Uncle Sammy’s mouth drops about two inches. “Umm... I’m not – ” 

“I mean, you invite every other man from the community into your apartment,” she says. “Why can’t you take in your own brother?” 

Even that blow hits my stomach and from the look on Uncle Sammy’s face, he’s not only angry but also hurt. My mother tries to grab Aunt Mary’s arm and pull her away, but we all know that it’s too late. We’ve seen the fever in Uncle James’s eyes. Aunt Jean clutches her purse and whispers something about a muzzle as I look over at Uncle Sammy. He’s searching my mother’s face for answers. I watch Uncle James push himself up in bed, his jaw clinching.

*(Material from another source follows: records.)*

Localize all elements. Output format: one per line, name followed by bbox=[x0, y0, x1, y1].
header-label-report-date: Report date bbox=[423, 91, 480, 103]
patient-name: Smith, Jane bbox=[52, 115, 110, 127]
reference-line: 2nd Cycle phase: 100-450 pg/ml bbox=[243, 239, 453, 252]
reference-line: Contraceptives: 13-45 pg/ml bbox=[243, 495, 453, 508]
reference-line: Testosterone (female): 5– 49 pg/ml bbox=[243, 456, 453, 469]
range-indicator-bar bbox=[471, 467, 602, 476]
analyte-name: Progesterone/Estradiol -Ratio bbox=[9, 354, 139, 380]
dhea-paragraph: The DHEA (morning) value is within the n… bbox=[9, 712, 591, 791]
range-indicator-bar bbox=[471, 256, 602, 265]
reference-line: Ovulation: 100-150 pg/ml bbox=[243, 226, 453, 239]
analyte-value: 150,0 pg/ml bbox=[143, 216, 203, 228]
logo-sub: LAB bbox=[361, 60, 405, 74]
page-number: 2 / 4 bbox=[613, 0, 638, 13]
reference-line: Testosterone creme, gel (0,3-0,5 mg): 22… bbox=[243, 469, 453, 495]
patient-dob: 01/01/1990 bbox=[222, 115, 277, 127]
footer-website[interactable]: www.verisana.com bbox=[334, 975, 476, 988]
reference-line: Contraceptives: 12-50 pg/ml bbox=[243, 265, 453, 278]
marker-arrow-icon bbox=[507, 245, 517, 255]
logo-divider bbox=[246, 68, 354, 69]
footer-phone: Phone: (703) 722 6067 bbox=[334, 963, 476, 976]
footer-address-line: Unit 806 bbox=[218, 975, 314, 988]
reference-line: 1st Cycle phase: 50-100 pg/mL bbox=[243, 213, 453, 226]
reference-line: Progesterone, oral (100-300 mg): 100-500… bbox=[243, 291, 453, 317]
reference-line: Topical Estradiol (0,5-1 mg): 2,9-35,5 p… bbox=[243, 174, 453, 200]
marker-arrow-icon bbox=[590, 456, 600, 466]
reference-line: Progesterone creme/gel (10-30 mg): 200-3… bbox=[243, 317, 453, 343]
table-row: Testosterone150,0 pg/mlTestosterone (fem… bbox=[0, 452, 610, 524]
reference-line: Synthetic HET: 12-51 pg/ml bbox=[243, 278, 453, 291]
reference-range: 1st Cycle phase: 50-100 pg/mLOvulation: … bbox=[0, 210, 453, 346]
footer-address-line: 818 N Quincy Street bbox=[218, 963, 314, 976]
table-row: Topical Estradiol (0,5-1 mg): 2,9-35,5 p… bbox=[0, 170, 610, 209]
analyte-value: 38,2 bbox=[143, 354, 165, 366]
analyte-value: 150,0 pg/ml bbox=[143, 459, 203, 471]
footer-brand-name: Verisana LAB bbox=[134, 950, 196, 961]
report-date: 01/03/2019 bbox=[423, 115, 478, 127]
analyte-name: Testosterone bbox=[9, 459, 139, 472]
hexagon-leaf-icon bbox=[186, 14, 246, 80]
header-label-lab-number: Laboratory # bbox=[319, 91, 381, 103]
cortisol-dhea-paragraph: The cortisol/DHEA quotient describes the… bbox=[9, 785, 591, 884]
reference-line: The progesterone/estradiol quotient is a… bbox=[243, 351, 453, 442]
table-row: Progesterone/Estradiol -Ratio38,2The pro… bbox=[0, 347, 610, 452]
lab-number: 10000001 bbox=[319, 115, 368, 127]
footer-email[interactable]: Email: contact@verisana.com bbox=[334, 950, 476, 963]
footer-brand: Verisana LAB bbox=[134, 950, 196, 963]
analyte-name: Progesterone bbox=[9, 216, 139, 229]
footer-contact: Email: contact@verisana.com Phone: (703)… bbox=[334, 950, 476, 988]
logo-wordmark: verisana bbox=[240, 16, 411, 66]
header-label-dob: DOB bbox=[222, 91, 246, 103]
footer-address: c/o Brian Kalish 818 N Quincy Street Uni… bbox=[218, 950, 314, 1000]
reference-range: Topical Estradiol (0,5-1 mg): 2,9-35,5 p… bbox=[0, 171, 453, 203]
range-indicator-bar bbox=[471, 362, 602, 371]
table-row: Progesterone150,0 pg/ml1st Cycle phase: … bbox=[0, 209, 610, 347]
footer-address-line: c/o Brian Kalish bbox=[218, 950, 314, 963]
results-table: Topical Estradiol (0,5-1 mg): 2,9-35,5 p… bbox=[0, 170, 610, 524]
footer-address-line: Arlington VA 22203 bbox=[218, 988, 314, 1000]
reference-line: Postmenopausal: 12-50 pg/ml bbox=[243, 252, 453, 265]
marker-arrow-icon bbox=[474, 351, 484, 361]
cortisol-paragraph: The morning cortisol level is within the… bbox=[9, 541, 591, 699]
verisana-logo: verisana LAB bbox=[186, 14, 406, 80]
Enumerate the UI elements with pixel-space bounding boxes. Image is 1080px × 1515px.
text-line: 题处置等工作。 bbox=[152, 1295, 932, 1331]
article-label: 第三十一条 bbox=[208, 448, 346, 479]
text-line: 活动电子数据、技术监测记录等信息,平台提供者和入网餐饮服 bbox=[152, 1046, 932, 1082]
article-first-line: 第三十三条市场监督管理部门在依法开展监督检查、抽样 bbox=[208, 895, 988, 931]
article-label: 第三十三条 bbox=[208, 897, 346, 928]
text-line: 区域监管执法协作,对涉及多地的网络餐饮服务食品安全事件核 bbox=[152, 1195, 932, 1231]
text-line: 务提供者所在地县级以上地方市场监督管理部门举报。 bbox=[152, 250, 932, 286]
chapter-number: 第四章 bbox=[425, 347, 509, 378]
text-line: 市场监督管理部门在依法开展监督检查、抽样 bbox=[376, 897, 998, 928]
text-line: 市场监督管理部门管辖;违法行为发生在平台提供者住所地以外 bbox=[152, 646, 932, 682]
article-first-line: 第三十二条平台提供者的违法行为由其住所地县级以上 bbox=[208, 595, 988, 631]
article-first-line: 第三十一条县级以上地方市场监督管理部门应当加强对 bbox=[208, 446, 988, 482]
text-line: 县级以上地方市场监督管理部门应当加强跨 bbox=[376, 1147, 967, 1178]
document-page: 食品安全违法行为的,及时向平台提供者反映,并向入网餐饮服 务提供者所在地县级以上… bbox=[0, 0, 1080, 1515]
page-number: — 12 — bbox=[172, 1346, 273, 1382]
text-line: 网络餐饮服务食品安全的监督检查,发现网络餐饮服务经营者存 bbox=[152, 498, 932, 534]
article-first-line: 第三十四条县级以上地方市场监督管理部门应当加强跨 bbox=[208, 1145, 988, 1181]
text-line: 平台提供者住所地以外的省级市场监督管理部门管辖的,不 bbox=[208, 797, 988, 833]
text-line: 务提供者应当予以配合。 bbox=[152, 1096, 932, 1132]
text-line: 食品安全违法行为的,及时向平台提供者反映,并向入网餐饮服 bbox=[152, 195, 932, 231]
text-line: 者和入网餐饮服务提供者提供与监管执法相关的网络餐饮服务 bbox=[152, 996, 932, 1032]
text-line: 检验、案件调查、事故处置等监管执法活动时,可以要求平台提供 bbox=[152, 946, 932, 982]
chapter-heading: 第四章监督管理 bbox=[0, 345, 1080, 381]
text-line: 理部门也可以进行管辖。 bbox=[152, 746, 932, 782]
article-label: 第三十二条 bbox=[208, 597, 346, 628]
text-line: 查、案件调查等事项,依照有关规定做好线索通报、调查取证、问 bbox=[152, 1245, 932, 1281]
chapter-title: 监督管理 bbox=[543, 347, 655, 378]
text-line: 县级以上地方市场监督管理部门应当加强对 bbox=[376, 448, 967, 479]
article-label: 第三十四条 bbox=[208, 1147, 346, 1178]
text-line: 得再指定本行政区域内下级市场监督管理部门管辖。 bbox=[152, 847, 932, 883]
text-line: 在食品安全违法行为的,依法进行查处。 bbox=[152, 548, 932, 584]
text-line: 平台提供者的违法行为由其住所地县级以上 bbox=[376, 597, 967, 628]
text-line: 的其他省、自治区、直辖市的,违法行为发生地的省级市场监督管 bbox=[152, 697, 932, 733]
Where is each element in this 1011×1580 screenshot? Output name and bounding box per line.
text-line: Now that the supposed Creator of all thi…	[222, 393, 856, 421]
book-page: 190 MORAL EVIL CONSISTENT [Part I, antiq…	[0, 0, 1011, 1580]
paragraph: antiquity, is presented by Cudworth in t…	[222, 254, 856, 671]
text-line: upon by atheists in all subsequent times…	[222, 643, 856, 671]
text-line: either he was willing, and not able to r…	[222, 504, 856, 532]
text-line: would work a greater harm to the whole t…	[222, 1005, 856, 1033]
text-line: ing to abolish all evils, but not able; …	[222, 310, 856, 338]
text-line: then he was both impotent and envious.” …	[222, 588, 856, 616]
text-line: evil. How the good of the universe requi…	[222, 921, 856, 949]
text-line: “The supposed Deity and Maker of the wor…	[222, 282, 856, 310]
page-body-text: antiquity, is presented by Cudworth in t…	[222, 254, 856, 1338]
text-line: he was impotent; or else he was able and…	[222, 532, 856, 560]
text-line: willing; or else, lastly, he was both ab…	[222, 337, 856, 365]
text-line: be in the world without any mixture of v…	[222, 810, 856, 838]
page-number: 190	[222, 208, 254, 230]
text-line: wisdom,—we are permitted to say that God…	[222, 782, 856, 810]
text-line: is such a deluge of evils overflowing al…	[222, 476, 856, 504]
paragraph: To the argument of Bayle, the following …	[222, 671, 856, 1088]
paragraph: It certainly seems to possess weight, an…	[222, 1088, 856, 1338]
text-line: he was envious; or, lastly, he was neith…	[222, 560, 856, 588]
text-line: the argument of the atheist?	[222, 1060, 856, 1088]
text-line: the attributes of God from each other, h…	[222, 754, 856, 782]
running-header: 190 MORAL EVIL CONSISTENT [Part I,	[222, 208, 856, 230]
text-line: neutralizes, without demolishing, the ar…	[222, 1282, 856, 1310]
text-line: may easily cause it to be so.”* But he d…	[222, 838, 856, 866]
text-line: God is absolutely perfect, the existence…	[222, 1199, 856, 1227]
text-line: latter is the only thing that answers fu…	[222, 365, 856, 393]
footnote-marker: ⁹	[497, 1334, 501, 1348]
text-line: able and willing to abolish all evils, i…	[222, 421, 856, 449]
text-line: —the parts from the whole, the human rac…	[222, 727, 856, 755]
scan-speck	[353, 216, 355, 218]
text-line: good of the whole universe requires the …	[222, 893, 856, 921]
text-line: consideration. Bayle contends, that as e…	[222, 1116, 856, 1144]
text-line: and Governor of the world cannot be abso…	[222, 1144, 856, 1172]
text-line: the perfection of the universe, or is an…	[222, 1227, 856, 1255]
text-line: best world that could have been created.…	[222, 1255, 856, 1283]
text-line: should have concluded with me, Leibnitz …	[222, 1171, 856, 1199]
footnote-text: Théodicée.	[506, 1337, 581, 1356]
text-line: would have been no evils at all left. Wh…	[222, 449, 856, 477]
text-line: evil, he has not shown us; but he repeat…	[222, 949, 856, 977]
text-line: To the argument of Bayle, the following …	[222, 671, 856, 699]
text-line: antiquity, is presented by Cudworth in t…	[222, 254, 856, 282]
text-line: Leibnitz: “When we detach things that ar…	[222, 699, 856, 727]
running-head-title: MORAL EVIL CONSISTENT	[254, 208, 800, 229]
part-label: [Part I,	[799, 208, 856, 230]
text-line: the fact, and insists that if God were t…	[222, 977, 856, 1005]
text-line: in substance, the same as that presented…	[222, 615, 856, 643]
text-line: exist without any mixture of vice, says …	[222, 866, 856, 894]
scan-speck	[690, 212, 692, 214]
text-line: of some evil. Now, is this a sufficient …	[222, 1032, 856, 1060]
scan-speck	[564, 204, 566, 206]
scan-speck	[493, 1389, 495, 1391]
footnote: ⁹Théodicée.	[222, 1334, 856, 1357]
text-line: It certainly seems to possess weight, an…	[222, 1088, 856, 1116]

“Now wait just a damn minute here, Mary,” he says. “You ain’t got no business talkin to Sammy the way that you do. I know that Mama may have pushed him out a fairy but that don’t give you no right to criticize him. If he likes boys, then he just likes boys. I reckon you could try tyin him to a tree and beatin the queerness out of him but that wouldn’t solve nothin either. There ain’t nothing you or me or the big man in the sky can do about it so you might as well accept it. Just like you got to accept that I’m dying.” 

Nobody says a word. I don’t think we can. Instead my mother and Aunt Mary take seats next to Aunt Jean. I sit on the window ledge while Uncle Sammy rests on the edge of the bed. We sit in silence for awhile, carefully watching Uncle James’s short exhalations as if they will suddenly stop. And I know that they’re wondering how much longer disputes like these will take place with all of them together. 

I turn my head toward the window and look at the clear blue sky. I want to reach my hand through the glass and touch the air, to swallow its glowing light, to give a piece of it to everyone in this room. Sunlight gathers at the window and casts onto the bed, making Uncle James’s skin look pale yet glorious at the same time. He looks at me as my mother walks over to fluff his pillows. Aunt Mary wipes tears and pours him a cup of water. Uncle Sammy straightens the covers on the bed while Aunt Jean turns to his favorite program on television. And I lock eyes with him, feel miles away from them all. But deep within those dark brown pools, I see a person that grew inside of me. I see my son swaddled in light. I see those hands lifting him in the air, cradling him. And I let that image rest in my uncle’s eyes, an image to go with him when he’s no longer a breath away.